Columnist Tom Mochal receives dozens of e-mails each week from members with questions about project management problems. Mochal shares member questions and provides answers in a column each month.

Our group has difficulty debugging some of our complex programs. I’m not talking about the garden-variety bugs; I mean the ones that pop up in programs that have previously run successfully for a long time. We have some simple debugging tools, but they don’t always do the job. Do you have a process that you follow to find these bugs in the shortest amount of time?

–“Buggy” Henderson


I guess I should show my age by first stating that I‘m old enough to have dealt with the hundreds (or thousands) of pages of paper you could generate when you encountered an error in a mainframe program. The dumps actually allowed you to look up the appropriate memory addresses to see what the program variable values were and to see the last records processed. The best thing about this experience was that it gave me a chance to tell an old war story at the beginning of this column.

Of greater value to reading the dumps was the thought process I went through when trying to track down bugs. These techniques are still useful today, even if you’re a Web developer or use other cutting-edge development technology.

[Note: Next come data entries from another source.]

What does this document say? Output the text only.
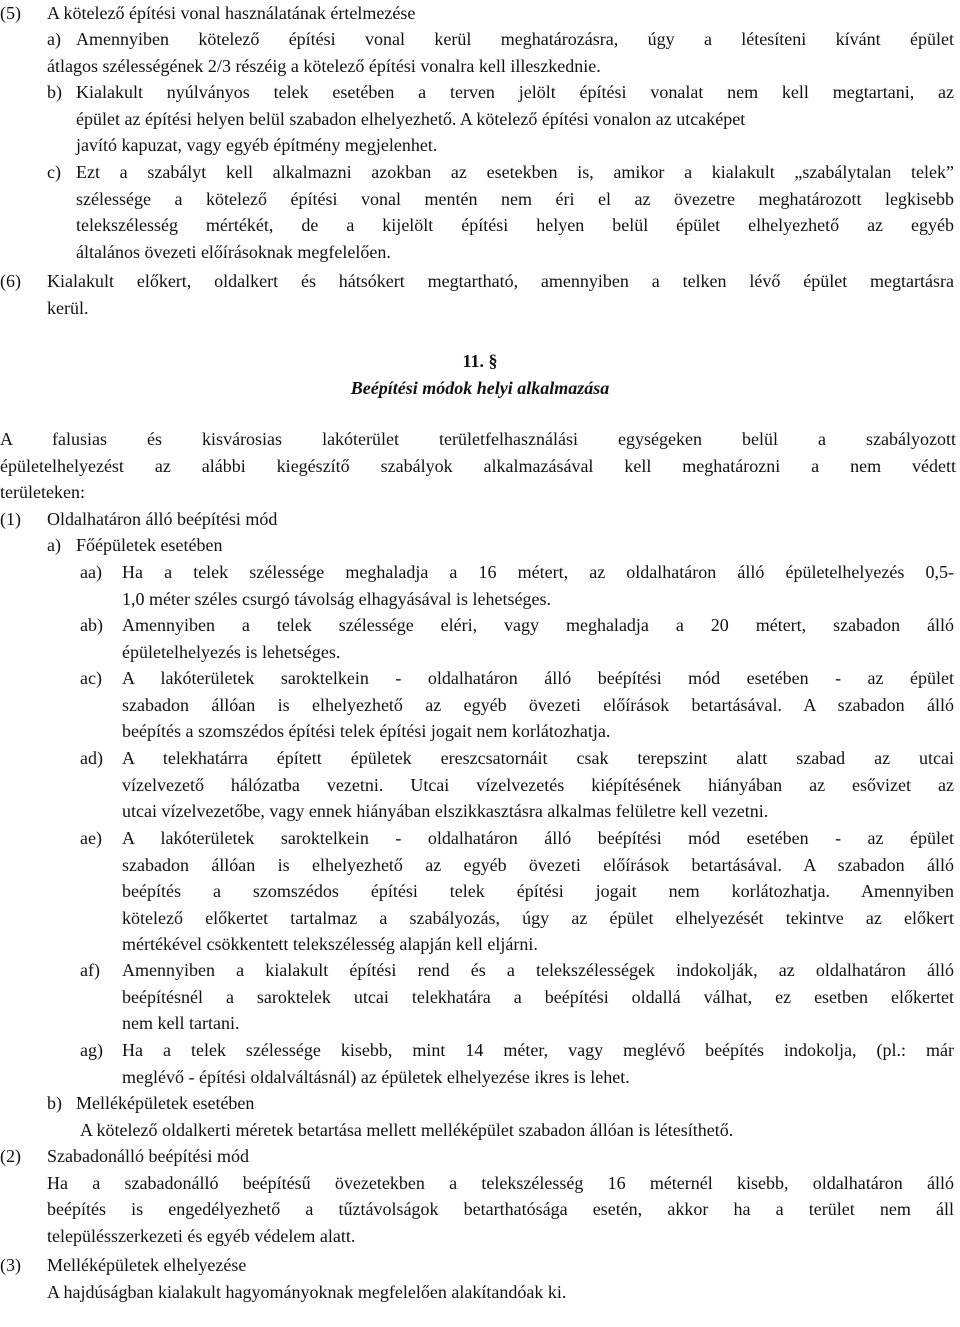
(5) A kötelező építési vonal használatának értelmezése
a) Amennyiben kötelező építési vonal kerül meghatározásra, úgy a létesíteni kívánt épület
átlagos szélességének 2/3 részéig a kötelező építési vonalra kell illeszkednie.
b) Kialakult nyúlványos telek esetében a terven jelölt építési vonalat nem kell megtartani, az
épület az építési helyen belül szabadon elhelyezhető. A kötelező építési vonalon az utcaképet
javító kapuzat, vagy egyéb építmény megjelenhet.
c) Ezt a szabályt kell alkalmazni azokban az esetekben is, amikor a kialakult „szabálytalan telek”
szélessége a kötelező építési vonal mentén nem éri el az övezetre meghatározott legkisebb
telekszélesség mértékét, de a kijelölt építési helyen belül épület elhelyezhető az egyéb
általános övezeti előírásoknak megfelelően.
(6) Kialakult előkert, oldalkert és hátsókert megtartható, amennyiben a telken lévő épület megtartásra
kerül.
11. §
Beépítési módok helyi alkalmazása
A falusias és kisvárosias lakóterület területfelhasználási egységeken belül a szabályozott
épületelhelyezést az alábbi kiegészítő szabályok alkalmazásával kell meghatározni a nem védett
területeken:
(1) Oldalhatáron álló beépítési mód
a) Főépületek esetében
aa) Ha a telek szélessége meghaladja a 16 métert, az oldalhatáron álló épületelhelyezés 0,5-
1,0 méter széles csurgó távolság elhagyásával is lehetséges.
ab) Amennyiben a telek szélessége eléri, vagy meghaladja a 20 métert, szabadon álló
épületelhelyezés is lehetséges.
ac) A lakóterületek saroktelkein - oldalhatáron álló beépítési mód esetében - az épület
szabadon állóan is elhelyezhető az egyéb övezeti előírások betartásával. A szabadon álló
beépítés a szomszédos építési telek építési jogait nem korlátozhatja.
ad) A telekhatárra épített épületek ereszcsatornáit csak terepszint alatt szabad az utcai
vízelvezető hálózatba vezetni. Utcai vízelvezetés kiépítésének hiányában az esővizet az
utcai vízelvezetőbe, vagy ennek hiányában elszikkasztásra alkalmas felületre kell vezetni.
ae) A lakóterületek saroktelkein - oldalhatáron álló beépítési mód esetében - az épület
szabadon állóan is elhelyezhető az egyéb övezeti előírások betartásával. A szabadon álló
beépítés a szomszédos építési telek építési jogait nem korlátozhatja. Amennyiben
kötelező előkertet tartalmaz a szabályozás, úgy az épület elhelyezését tekintve az előkert
mértékével csökkentett telekszélesség alapján kell eljárni.
af) Amennyiben a kialakult építési rend és a telekszélességek indokolják, az oldalhatáron álló
beépítésnél a saroktelek utcai telekhatára a beépítési oldallá válhat, ez esetben előkertet
nem kell tartani.
ag) Ha a telek szélessége kisebb, mint 14 méter, vagy meglévő beépítés indokolja, (pl.: már
meglévő - építési oldalváltásnál) az épületek elhelyezése ikres is lehet.
b) Melléképületek esetében
A kötelező oldalkerti méretek betartása mellett melléképület szabadon állóan is létesíthető.
(2) Szabadonálló beépítési mód
Ha a szabadonálló beépítésű övezetekben a telekszélesség 16 méternél kisebb, oldalhatáron álló
beépítés is engedélyezhető a tűztávolságok betarthatósága esetén, akkor ha a terület nem áll
településszerkezeti és egyéb védelem alatt.
(3) Melléképületek elhelyezése
A hajdúságban kialakult hagyományoknak megfelelően alakítandóak ki.
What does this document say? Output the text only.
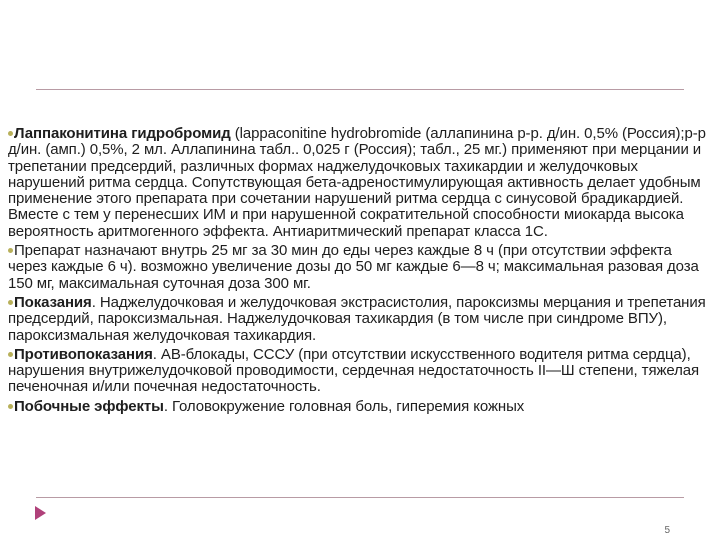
Лаппаконитина гидробромид (lappaconitine hydrobromide (аллапинина р-р. д/ин. 0,5% (Россия);р-р д/ин. (амп.) 0,5%, 2 мл. Аллапинина табл.. 0,025 г (Россия); табл., 25 мг.) применяют при мерцании и трепетании предсердий, различных формах наджелудочковых тахикардии и желудочковых нарушений ритма сердца. Сопутствующая бета-адреностимулирующая активность делает удобным применение этого препарата при сочетании нарушений ритма сердца с синусовой брадикардией. Вместе с тем у перенесших ИМ и при нарушенной сократительной способности миокарда высока вероятность аритмогенного эффекта. Антиаритмический препарат класса 1С.

Препарат назначают внутрь 25 мг за 30 мин до еды через каждые 8 ч (при отсутствии эффекта через каждые 6 ч). возможно увеличение дозы до 50 мг каждые 6—8 ч; максимальная разовая доза 150 мг, максимальная суточная доза 300 мг.

Показания. Наджелудочковая и желудочковая экстрасистолия, пароксизмы мерцания и трепетания предсердий, пароксизмальная. Наджелудочковая тахикардия (в том числе при синдроме ВПУ), пароксизмальная желудочковая тахикардия.

Противопоказания. АВ-блокады, СССУ (при отсутствии искусственного водителя ритма сердца), нарушения внутрижелудочковой проводимости, сердечная недостаточность II—Ш степени, тяжелая печеночная и/или почечная недостаточность.

Побочные эффекты. Головокружение головная боль, гиперемия кожных

5
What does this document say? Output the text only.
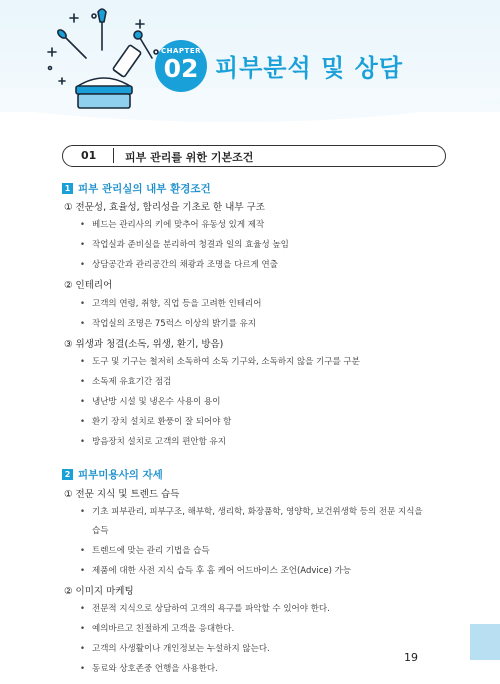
CHAPTER
02 피부분석 및 상담
01	피부 관리를 위한 기본조건
1 피부 관리실의 내부 환경조건
① 전문성, 효율성, 합리성을 기초로 한 내부 구조
• 베드는 관리사의 키에 맞추어 유동성 있게 제작
• 작업실과 준비실을 분리하여 청결과 일의 효율성 높임
• 상담공간과 관리공간의 채광과 조명을 다르게 연출
② 인테리어
• 고객의 연령, 취향, 직업 등을 고려한 인테리어
• 작업실의 조명은 75럭스 이상의 밝기를 유지
③ 위생과 청결(소독, 위생, 환기, 방음)
• 도구 및 기구는 철저히 소독하여 소독 기구와, 소독하지 않을 기구를 구분
• 소독제 유효기간 점검
• 냉난방 시설 및 냉온수 사용이 용이
• 환기 장치 설치로 환풍이 잘 되어야 함
• 방음장치 설치로 고객의 편안함 유지
2 피부미용사의 자세
① 전문 지식 및 트렌드 습득
• 기초 피부관리, 피부구조, 해부학, 생리학, 화장품학, 영양학, 보건위생학 등의 전문 지식을
습득
• 트렌드에 맞는 관리 기법을 습득
• 제품에 대한 사전 지식 습득 후 홈 케어 어드바이스 조언(Advice) 가능
② 이미지 마케팅
• 전문적 지식으로 상담하여 고객의 욕구를 파악할 수 있어야 한다.
• 예의바르고 친절하게 고객을 응대한다.
• 고객의 사생활이나 개인정보는 누설하지 않는다.
• 동료와 상호존중 언행을 사용한다.
19
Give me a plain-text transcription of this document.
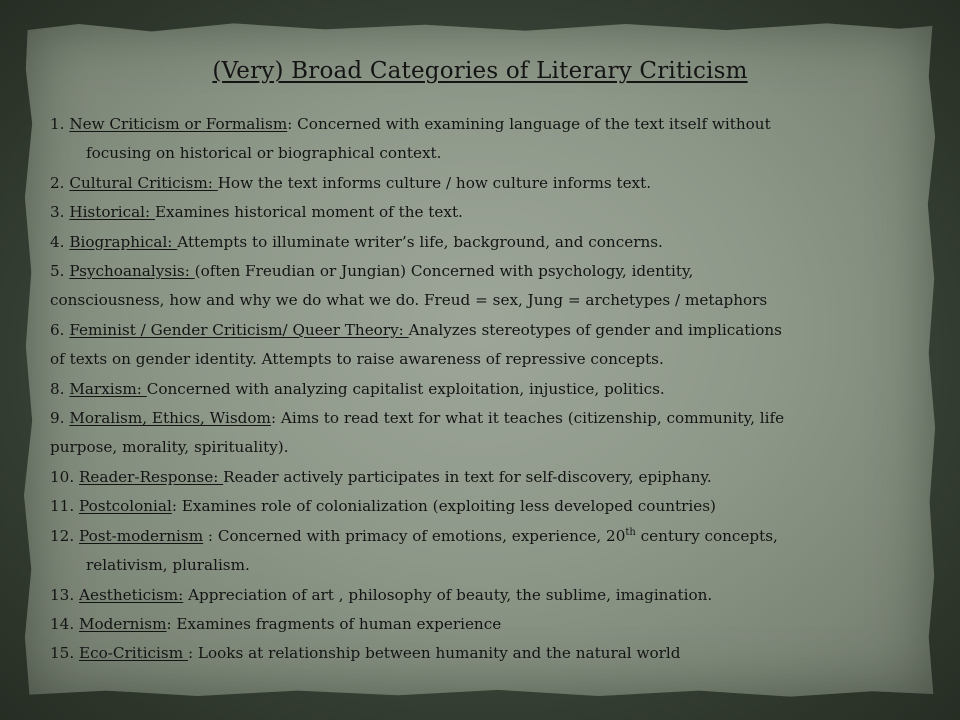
(Very) Broad Categories of Literary Criticism
1. New Criticism or Formalism: Concerned with examining language of the text itself without
focusing on historical or biographical context.
2. Cultural Criticism: How the text informs culture / how culture informs text.
3. Historical: Examines historical moment of the text.
4. Biographical: Attempts to illuminate writer’s life, background, and concerns.
5. Psychoanalysis: (often Freudian or Jungian) Concerned with psychology, identity,
consciousness, how and why we do what we do. Freud = sex, Jung = archetypes / metaphors
6. Feminist / Gender Criticism/ Queer Theory: Analyzes stereotypes of gender and implications
of texts on gender identity. Attempts to raise awareness of repressive concepts.
8. Marxism: Concerned with analyzing capitalist exploitation, injustice, politics.
9. Moralism, Ethics, Wisdom: Aims to read text for what it teaches (citizenship, community, life
purpose, morality, spirituality).
10. Reader-Response: Reader actively participates in text for self-discovery, epiphany.
11. Postcolonial: Examines role of colonialization (exploiting less developed countries)
12. Post-modernism : Concerned with primacy of emotions, experience, 20th century concepts,
relativism, pluralism.
13. Aestheticism: Appreciation of art , philosophy of beauty, the sublime, imagination.
14. Modernism: Examines fragments of human experience
15. Eco-Criticism : Looks at relationship between humanity and the natural world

In many cases, when you encounter a bug, you can look at the general characteristics and the error message generated to quickly determine the cause. In other cases, there’s nothing obvious that shows the point of failure. I call this latter variety ”subtle bugs.” They’re not easy to find, and they’re generally caused by a combination of events that masks the root cause. Subtle bugs can take a long time to resolve.

Obviously, you want to use any good automated debugging tools that you have. However, you should use the tools in combination with a good set of detective skills. The next time you run into a subtle bug, try using some of these debugging techniques:

  • Always re-create the error first. This piece of advice seems obvious, but it’s the cause of a lot of frustration for inexperienced programmers. For the most part, you cannot solve what you cannot see. If a user tells you that he or she encountered an error, you can look forever trying to find a cause. However, is the user giving you the exact sequence of events? Usually not. You need to carefully re-create the scenario to a point where the error occurs consistently. If you cannot re-create the error, ask the user to stay vigilant and notify you if the problem occurs again. If it does, with luck, you’ll be in a position to capture enough information to re-create the problem.
  • Display the interim values. If you don’t have a tool that allows you to interrogate the code flow, you should display interim variable values as the program executes. Doing so starts to build a visual picture of what is going on and can help you understand the program flaw.
  • See if anything has changed. When stable programs suddenly go bad, the problem is usually caused by events out of the ordinary. Your first step is to see if the program has changed recently—ditto for any interface programs. If they have, then restore the old programs in the test environment and see if you can re-create the error. If you can’t re-create the error, it was probably introduced in the recent changes. If you can re-create it with the old programs, then the faulty code has probably been around for a while.
  • Narrow down the code. Some programs do a lot of processing, which can make it difficult to see what’s going on. To make your debugging task more manageable, comment out large sections of the code and then try to re-create the error. This is a process-of-elimination approach. If you comment out a large block of code and the program runs fine, then the offending code is in the commented block. Next, uncomment out subsections or a small number of lines of code. Each time you do so, run the program and see if the bug occurs. When the bug hits again, you have found the code causing the error.
    This technique worked for me when I was trying to help a programmer track down a program memory leak. The programmer was convinced that a vendor component was causing the leak. After discussing the possibility and visiting the vendor Web site for possible patches, I suggested that the programmer simply comment out the line of code that utilized the vendor component. He did and reran the program. The memory leak was still there, and the programmer was able to conclude that the problem didn’t lie in that component after all.
  • Narrow down the data. This technique is similar to the previous suggestion, except you start to narrow down the data instead of the code. If the program uses large files or tables, start by cutting the data in half. If the error is still there, then continue to selectively reduce the input. If the error no longer occurs, then work with the data you first eliminated, since the error combination is probably in that set of data. Theoretically, by progressively eliminating chunks of code, you should be able to isolate the error to a single row (or record), or combination of rows, that is causing the problem.
  • Look for patterns. In many cases, errors occur over and over. When this happens, it is important to isolate the pattern. For instance, you may find that an error occurs when processing every other transaction, or an error may occur for certain people but not for others. If you can detect a pattern, you typically have a head start to solving the problem.

Subtle bugs can take hours or days to resolve. They can take much more time if you don’t have an overall game plan for determining the cause. Good, sound investigating techniques like the ones I’ve presented here are absolutely vital to resolving subtle bugs as quickly as possible.